Next-Generation PSMA PET Agent Doubles Detection Rates in Early Prostate Cancer Recurrence

Key Takeaways:

• A novel PET tracer, 64Cu-SAR-bisPSMA, detected more than twice as many recurrences as standard 68Ga-PSMA-11 in men with low PSA relapse.
• Improved imaging translated into treatment changes in 44% of patients, underscoring clinical impact.
• The agent demonstrated higher true-positive rates and substantially fewer false negatives, particularly at low PSA levels.

A prospective phase II imaging trial is shedding new light on how prostate cancer recurrence may soon be detected—and managed—more effectively. The Co-PSMA study, published in European Urology, directly compared a novel PET tracer, 64Cu-SAR-bisPSMA, with the current standard 68Ga-PSMA-11 in men experiencing biochemical recurrence following radical prostatectomy. The findings suggest a meaningful leap forward in diagnostic performance, particularly in patients with low but rising prostate-specific antigen (PSA) levels.

Biochemical recurrence remains a clinical challenge, especially when PSA levels are still low (0.2–0.75 ng/mL), a window in which salvage therapies are most effective but imaging sensitivity is often limited. PSMA-targeted PET imaging has already transformed this space, yet detection rates at very low PSA levels have remained suboptimal, typically ranging between 30% and 50%.

In this study of 50 men, investigators performed both imaging modalities within a three-week interval. The results were striking. On a per-patient basis, 78% of participants had positive findings on 24-hour 64Cu-SAR-bisPSMA PET/CT compared with just 36% on 68Ga-PSMA-11. The mean number of detected lesions per patient was also significantly higher—1.26 versus 0.48—representing a more than twofold increase.

The visual data presented on page 5 of the study illustrate this clearly, with the 64Cu-based tracer consistently identifying more lesions per patient than its gallium-based counterpart. This improved detection extended across disease sites, including local recurrence in the prostate bed, lymph nodes, and bone metastases.

Importantly, the enhanced sensitivity translated into clinical decision-making. Management plans changed in 44% of patients after clinicians reviewed the 64Cu-SAR-bisPSMA scans. These changes included shifts from observation to active treatment, expansion of radiotherapy fields, and the addition of systemic therapies such as androgen deprivation.

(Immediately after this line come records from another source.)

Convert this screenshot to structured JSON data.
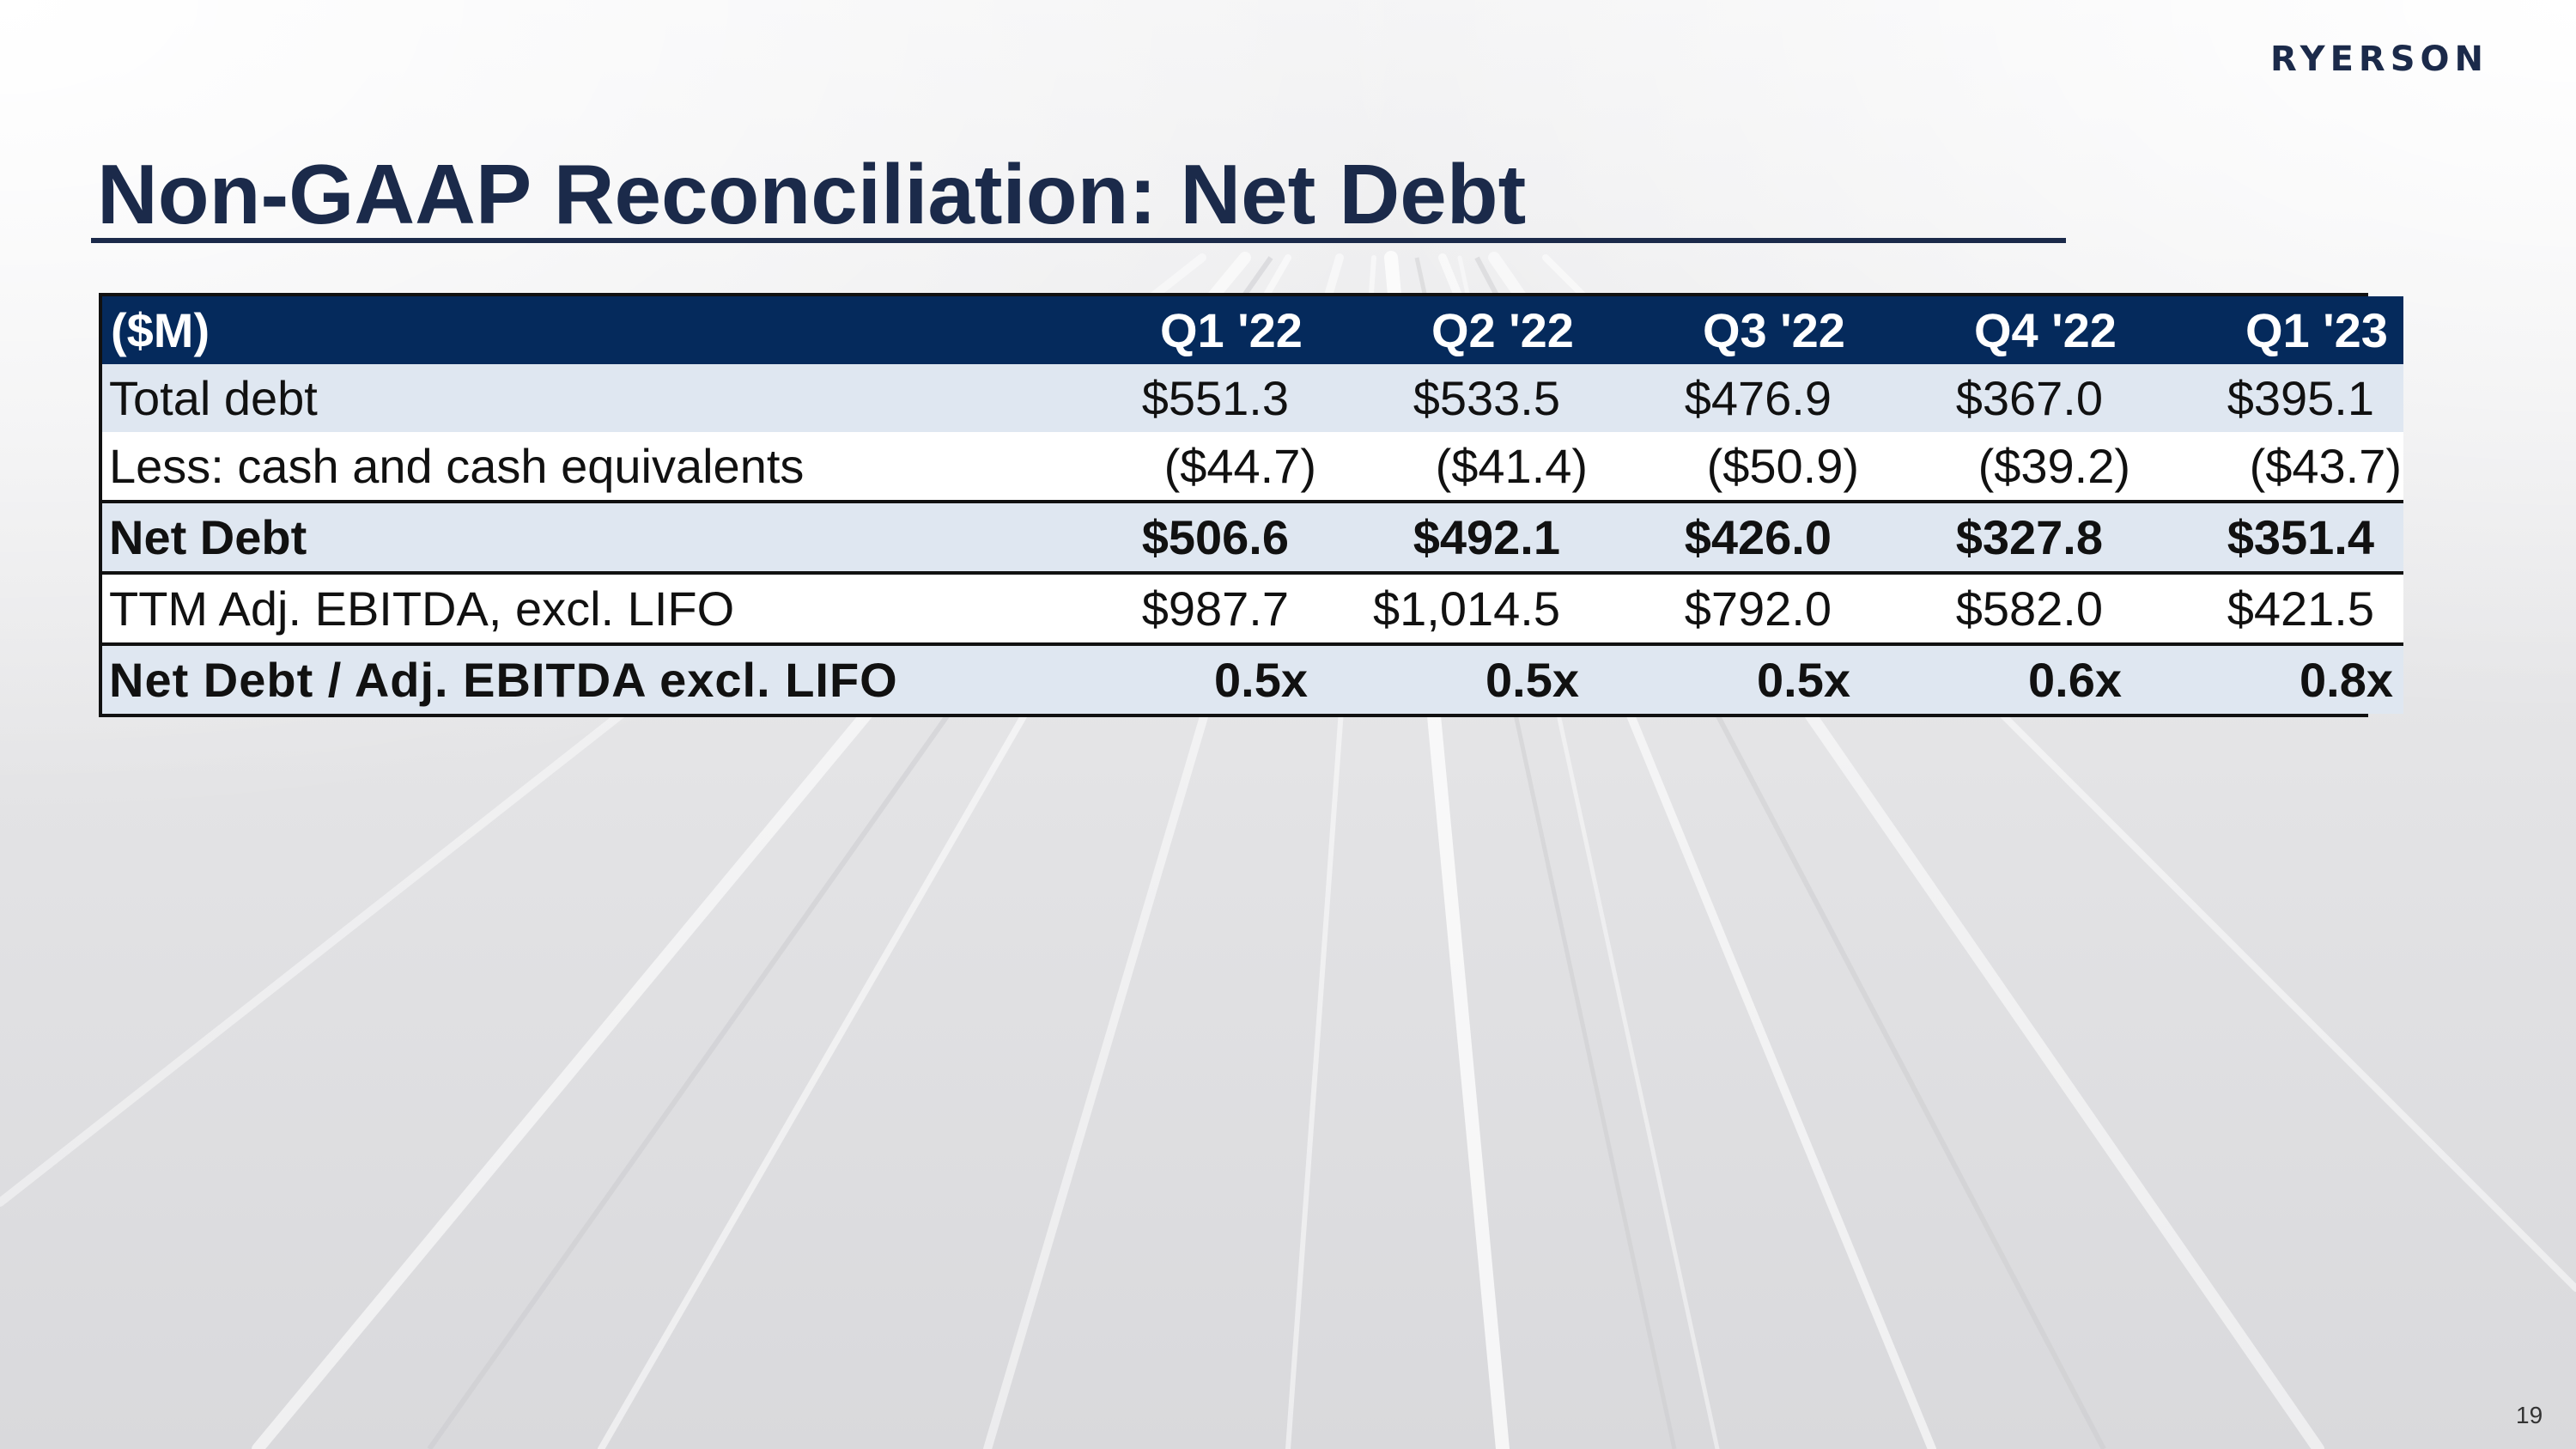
{
  "brand": "RYERSON",
  "title": "Non-GAAP Reconciliation: Net Debt",
  "page_number": "19",
  "colors": {
    "title_navy": "#1b2a4a",
    "header_navy": "#052a5c",
    "row_light_blue": "#dfe7f1"
  },
  "table": {
    "header": {
      "label": "($M)",
      "periods": [
        "Q1 '22",
        "Q2 '22",
        "Q3 '22",
        "Q4 '22",
        "Q1 '23"
      ]
    },
    "rows": [
      {
        "label": "Total debt",
        "values": [
          "$551.3",
          "$533.5",
          "$476.9",
          "$367.0",
          "$395.1"
        ]
      },
      {
        "label": "Less: cash and cash equivalents",
        "values": [
          "($44.7)",
          "($41.4)",
          "($50.9)",
          "($39.2)",
          "($43.7)"
        ]
      },
      {
        "label": "Net Debt",
        "values": [
          "$506.6",
          "$492.1",
          "$426.0",
          "$327.8",
          "$351.4"
        ]
      },
      {
        "label": "TTM Adj. EBITDA, excl. LIFO",
        "values": [
          "$987.7",
          "$1,014.5",
          "$792.0",
          "$582.0",
          "$421.5"
        ]
      },
      {
        "label": "Net Debt / Adj. EBITDA excl. LIFO",
        "values": [
          "0.5x",
          "0.5x",
          "0.5x",
          "0.6x",
          "0.8x"
        ]
      }
    ]
  }
}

The improved performance appears to stem from both the tracer’s molecular design and its physical properties. Unlike conventional PSMA ligands, 64Cu-SAR-bisPSMA is a bivalent compound, allowing stronger and more sustained binding to PSMA-expressing cells. Coupled with the longer half-life of copper-64 (approximately 12.7 hours), this enables delayed imaging at 24 hours, enhancing tumor-to-background contrast. Notably, reduced urinary activity improves visualization of the prostate fossa, a common site of early recurrence.

Accuracy metrics further support its clinical promise. Among evaluable patients, the reference standard true-positive rate was 71% for 64Cu-SAR-bisPSMA compared with 29% for 68Ga-PSMA-11, while false-negative rates were markedly lower (21% vs 65%).

Despite these encouraging findings, the study has limitations. It was conducted at a single center with a relatively small cohort, and the composite reference standard—rather than histopathologic confirmation—introduces some uncertainty. Additionally, the requirement for delayed imaging may pose logistical challenges for widespread adoption.

Still, the implications are significant. As the authors note, this is the first head-to-head comparison demonstrating superior imaging performance of a PSMA-targeted agent over current standards. If validated in larger, multicenter trials with long-term outcomes, 64Cu-SAR-bisPSMA could redefine imaging pathways in early prostate cancer recurrence—potentially enabling more precise, timely, and effective interventions.